Monday, March 23, 2009

Movie Review: Lady Kul el-Arab

A beautiful, dream-filled 17 year old defies her conservative Druze community and enters a beauty contest where she sees a chance to become an international professional model. The Druze community see carnal shame. Her immediate family objects, but they decide to support the young lady once her decision is made. The fireworks begin when an uncle and accomplices are arrested for plotting her murder, her father robs a gas station to pay for his daughter's pageant trip to India, and she and her family are called before the tribal council.

The real issue of this movie is the individual versus the tribe. Because this occurs in the context of a beauty contest, feminist side arguments tend to obscure the core tribal issue, which would be the same, for example, for a gay man deciding to live an openly gay life in an anti-gay tribal community. In the end, the young girl relents and obeys the tribal dictates, choosing the security of tribal membership over ostracism via an irreversible leap of faith into an alternate world of individual achievement.

This was not the story the director -- herself a beautiful young woman -- started out to make, but it is the story that happened. Thus it is full of oddities, ambiguities, and strange twists. Despite a temptation to dismiss the movie as the story of a silly girl, it worth seeing as great food for argument, and for images we don't often see of the Israeli-Arab world.

The director, Ibtisam Mara'ana, was present for an extended discussion on Wednesday, March 25, 2009 at Isenberg 137, UMass.

(Israel, 2008, 56 min, in Arabic and Hebrew with English subtitles)

Thursday, March 12, 2009

A Poetry Joke

A UMass professor and his wife were on their way to a famous garden in rural Japan when they met two Hungarians travelling on the same bus:

"What brings you to Japan from Hungary?" asked the professor. "We are selling Hungarian poetry to the Japanese." So, a discussion on the Japanese appreciation for beauty in words, gardens, and art ensued.

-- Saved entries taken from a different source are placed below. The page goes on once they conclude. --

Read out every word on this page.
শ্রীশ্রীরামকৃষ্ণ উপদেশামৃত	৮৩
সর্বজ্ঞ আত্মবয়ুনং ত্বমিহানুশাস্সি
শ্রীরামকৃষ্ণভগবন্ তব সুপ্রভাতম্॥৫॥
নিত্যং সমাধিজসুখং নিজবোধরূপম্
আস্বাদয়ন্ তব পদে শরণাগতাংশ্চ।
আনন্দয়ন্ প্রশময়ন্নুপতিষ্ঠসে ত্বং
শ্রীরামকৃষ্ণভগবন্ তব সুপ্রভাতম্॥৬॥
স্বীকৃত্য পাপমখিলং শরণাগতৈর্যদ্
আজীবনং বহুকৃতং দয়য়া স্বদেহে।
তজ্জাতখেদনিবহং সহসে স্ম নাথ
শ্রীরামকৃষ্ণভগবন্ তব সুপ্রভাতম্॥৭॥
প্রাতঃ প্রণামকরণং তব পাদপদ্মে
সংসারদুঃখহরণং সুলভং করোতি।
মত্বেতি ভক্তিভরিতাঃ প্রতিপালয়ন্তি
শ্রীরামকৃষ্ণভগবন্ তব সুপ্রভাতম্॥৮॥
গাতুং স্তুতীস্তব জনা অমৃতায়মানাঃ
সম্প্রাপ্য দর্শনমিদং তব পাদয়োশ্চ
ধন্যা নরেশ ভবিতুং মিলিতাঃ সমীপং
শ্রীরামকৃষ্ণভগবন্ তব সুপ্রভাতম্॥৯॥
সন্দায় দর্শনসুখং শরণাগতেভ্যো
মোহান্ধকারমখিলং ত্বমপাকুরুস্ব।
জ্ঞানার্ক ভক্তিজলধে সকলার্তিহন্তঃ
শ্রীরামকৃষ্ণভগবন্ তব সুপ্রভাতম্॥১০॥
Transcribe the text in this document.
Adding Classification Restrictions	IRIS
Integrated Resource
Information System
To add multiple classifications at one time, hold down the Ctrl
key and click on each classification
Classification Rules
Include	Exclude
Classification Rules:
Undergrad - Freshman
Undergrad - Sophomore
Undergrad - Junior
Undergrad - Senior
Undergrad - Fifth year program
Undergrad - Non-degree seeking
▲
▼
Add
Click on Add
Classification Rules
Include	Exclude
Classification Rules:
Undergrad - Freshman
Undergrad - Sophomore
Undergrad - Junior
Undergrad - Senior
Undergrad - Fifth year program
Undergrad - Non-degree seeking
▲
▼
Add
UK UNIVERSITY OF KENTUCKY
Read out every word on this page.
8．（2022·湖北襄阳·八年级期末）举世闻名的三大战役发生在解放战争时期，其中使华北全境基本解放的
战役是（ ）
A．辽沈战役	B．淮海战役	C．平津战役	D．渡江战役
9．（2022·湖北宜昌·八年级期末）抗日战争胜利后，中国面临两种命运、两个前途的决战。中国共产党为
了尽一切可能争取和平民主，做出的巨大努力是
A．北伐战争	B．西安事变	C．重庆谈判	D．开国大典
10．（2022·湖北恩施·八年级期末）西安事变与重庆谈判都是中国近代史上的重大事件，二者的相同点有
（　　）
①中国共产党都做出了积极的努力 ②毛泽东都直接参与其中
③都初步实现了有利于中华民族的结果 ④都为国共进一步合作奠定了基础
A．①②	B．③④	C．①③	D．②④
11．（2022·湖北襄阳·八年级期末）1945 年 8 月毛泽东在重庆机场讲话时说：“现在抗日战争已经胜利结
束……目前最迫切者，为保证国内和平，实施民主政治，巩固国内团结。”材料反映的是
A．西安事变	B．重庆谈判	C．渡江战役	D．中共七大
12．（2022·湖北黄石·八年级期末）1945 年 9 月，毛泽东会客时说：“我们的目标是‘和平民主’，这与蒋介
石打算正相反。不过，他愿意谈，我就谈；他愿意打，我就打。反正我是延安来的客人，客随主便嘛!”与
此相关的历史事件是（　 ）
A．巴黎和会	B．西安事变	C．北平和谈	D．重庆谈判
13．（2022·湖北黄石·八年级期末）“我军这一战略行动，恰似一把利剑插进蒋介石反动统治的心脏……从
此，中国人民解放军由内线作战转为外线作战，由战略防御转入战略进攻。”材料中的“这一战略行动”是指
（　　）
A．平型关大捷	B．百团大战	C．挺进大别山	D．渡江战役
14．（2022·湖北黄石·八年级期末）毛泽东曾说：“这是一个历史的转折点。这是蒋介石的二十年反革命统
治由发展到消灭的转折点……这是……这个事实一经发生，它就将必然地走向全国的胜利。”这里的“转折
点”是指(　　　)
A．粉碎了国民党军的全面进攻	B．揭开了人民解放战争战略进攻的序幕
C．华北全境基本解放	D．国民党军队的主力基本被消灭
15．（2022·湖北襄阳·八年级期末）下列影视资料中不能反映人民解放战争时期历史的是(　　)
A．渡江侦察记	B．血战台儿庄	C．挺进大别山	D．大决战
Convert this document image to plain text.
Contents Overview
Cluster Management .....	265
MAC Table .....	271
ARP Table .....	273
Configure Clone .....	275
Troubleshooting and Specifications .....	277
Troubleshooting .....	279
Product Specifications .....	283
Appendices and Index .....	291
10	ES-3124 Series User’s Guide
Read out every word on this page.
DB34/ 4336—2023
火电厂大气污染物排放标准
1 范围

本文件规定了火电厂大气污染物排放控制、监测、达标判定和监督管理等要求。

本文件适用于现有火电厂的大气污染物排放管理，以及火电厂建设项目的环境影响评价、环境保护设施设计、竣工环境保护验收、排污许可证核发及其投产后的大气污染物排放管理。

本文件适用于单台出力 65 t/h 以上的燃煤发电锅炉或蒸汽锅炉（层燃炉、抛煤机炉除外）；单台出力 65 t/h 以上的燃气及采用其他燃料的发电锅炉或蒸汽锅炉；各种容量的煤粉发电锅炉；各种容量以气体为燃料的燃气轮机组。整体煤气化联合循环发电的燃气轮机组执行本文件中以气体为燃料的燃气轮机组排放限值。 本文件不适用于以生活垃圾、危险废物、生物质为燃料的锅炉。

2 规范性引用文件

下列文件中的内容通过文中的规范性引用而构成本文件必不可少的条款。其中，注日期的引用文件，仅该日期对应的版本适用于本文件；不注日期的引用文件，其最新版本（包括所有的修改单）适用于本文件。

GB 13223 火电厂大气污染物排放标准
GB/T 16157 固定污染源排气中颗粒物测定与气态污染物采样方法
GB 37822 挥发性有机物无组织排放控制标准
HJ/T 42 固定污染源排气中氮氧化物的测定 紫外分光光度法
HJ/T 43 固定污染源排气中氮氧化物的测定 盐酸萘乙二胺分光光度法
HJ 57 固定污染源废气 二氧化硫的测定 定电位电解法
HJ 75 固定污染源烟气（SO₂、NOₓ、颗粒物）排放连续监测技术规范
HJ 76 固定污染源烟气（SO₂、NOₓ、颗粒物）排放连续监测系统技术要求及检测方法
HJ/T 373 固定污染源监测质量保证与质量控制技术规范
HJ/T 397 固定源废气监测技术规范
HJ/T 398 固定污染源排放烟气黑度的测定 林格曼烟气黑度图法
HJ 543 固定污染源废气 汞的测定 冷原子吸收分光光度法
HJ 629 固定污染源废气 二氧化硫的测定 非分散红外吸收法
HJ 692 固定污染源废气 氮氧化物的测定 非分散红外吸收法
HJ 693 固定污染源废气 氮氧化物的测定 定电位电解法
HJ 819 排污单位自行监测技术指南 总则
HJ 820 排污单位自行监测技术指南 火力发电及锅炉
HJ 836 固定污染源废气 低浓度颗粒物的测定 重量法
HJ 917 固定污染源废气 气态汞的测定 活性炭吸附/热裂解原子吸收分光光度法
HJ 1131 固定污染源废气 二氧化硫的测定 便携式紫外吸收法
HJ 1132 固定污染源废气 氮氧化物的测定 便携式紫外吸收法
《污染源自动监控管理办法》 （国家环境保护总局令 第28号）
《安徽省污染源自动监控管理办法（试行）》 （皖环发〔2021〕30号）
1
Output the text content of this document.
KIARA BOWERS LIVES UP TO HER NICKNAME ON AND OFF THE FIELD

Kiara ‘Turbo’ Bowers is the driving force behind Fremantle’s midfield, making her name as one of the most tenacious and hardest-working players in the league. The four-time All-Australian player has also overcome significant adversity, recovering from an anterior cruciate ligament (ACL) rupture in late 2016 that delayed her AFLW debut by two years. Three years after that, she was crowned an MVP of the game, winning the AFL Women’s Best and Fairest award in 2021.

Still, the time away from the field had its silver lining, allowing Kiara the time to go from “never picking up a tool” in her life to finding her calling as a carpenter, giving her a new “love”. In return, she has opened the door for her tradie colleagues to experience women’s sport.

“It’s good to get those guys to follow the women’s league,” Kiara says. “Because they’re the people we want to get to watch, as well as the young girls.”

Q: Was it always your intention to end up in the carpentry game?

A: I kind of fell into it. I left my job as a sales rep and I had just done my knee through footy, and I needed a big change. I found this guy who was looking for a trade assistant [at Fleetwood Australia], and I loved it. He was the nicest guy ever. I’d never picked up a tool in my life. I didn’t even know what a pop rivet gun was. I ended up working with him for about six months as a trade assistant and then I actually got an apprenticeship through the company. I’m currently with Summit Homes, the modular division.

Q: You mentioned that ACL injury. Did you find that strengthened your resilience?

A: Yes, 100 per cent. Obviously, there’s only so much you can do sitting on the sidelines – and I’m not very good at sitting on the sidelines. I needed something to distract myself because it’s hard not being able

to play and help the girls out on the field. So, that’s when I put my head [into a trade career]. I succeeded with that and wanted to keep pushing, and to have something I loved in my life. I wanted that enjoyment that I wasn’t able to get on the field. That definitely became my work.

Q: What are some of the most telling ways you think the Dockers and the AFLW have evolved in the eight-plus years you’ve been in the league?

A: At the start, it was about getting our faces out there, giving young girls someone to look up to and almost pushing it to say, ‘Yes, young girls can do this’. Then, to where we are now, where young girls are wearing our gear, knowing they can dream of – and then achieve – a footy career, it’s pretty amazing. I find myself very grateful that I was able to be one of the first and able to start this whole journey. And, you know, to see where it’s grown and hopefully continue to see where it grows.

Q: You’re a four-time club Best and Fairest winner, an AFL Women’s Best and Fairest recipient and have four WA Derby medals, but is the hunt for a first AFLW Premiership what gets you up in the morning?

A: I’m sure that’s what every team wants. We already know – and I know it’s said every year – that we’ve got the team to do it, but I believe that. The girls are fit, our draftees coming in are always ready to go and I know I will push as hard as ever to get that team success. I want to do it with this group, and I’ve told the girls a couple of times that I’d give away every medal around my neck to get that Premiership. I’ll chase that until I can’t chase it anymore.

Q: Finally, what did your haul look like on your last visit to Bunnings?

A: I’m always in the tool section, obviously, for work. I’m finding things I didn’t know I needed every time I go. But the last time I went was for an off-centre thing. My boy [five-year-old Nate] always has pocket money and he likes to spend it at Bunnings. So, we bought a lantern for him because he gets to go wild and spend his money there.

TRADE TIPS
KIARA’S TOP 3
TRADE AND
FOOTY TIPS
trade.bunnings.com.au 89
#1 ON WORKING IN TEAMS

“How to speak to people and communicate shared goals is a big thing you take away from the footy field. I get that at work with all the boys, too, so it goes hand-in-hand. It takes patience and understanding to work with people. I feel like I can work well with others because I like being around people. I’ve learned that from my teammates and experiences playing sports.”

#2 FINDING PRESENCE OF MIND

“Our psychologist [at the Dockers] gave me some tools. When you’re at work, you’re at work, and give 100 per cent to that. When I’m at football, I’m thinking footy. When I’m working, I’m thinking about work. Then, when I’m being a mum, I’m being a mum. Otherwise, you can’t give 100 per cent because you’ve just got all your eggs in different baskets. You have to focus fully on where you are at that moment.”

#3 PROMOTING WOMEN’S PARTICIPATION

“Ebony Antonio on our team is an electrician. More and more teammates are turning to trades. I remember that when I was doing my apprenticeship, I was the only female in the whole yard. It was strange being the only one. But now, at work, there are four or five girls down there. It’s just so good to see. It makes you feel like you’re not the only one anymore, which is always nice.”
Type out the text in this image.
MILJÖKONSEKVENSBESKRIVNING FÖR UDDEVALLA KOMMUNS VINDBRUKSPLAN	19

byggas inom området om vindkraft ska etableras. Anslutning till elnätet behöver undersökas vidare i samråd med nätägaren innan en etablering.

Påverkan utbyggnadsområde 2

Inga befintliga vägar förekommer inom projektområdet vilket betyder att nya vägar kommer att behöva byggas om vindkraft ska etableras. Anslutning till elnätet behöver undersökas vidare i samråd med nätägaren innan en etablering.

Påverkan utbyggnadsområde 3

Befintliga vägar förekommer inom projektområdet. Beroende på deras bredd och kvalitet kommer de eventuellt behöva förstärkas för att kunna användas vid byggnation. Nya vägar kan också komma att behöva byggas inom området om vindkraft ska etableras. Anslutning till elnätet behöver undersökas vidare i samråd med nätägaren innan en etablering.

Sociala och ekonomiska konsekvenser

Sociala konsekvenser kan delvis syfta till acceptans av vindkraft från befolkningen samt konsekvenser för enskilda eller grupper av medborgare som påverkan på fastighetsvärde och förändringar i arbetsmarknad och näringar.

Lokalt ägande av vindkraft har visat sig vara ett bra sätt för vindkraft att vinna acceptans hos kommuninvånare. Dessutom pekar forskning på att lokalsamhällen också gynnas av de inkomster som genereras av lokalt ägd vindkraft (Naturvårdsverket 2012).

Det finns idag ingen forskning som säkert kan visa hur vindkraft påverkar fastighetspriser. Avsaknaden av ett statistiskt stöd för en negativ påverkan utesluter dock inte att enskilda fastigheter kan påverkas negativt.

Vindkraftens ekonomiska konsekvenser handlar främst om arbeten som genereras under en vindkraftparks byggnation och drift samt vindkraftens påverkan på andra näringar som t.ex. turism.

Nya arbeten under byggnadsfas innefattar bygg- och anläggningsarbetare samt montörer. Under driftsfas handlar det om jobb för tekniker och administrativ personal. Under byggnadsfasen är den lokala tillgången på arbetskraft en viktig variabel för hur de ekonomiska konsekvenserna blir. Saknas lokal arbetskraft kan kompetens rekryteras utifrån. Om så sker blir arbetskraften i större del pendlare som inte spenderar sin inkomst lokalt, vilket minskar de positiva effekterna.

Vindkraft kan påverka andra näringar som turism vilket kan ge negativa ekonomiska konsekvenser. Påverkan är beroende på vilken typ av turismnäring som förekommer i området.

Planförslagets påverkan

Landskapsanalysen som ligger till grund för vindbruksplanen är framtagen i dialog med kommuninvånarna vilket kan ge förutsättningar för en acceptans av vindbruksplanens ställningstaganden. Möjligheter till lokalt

When they arrived at their destination, the travellers said their farewells, and the wife skeptical but fascinated by the market for good Hungarian poems, said, "Good luck selling your poetry! "

The Hungarian turned to her and said, "Poultry, m'aam, poultry. "

Movie Review: Bella Martha

Well-acted story of a little girl, her nutty nice aunt "The Chef", and the aftermath of a tragic event. The never-quite-right stereotypes of cold Germanesque perfection and Italian romanticism clash as chefs in the kitchen, while sharing the screen with a befuddled psychiatrist and a very pleasant neighbor architect with clear romantic possibilities for Martha. The happy ending renders this a feel good movie that is familiar but not entirely predictable. Great performances by the young Lina, and lovely Italian songs from throaty Paolo Conte, among others.

Part of an ongoing series of German movies, alternating Thursdays, at Amherst College.

The IMDB scoop: Bella Martha (2001)

Wednesday, March 11, 2009

Real Jobs for PhD's

Graduating PhD's! Don't let all the talk about a recession get you down. This is a real job:
The Hawaii-based poultryOne Media Group is a specialty media group focused on the fascinating hobby of raising poultry. poultryOne is currently searching for a freelance writer to provide web content. poultryOne needs unique articles about raising the following species: geese, ducks and quail.

Resist any urge to philosophize about chickens and eggs and you will do just fine. Good luck!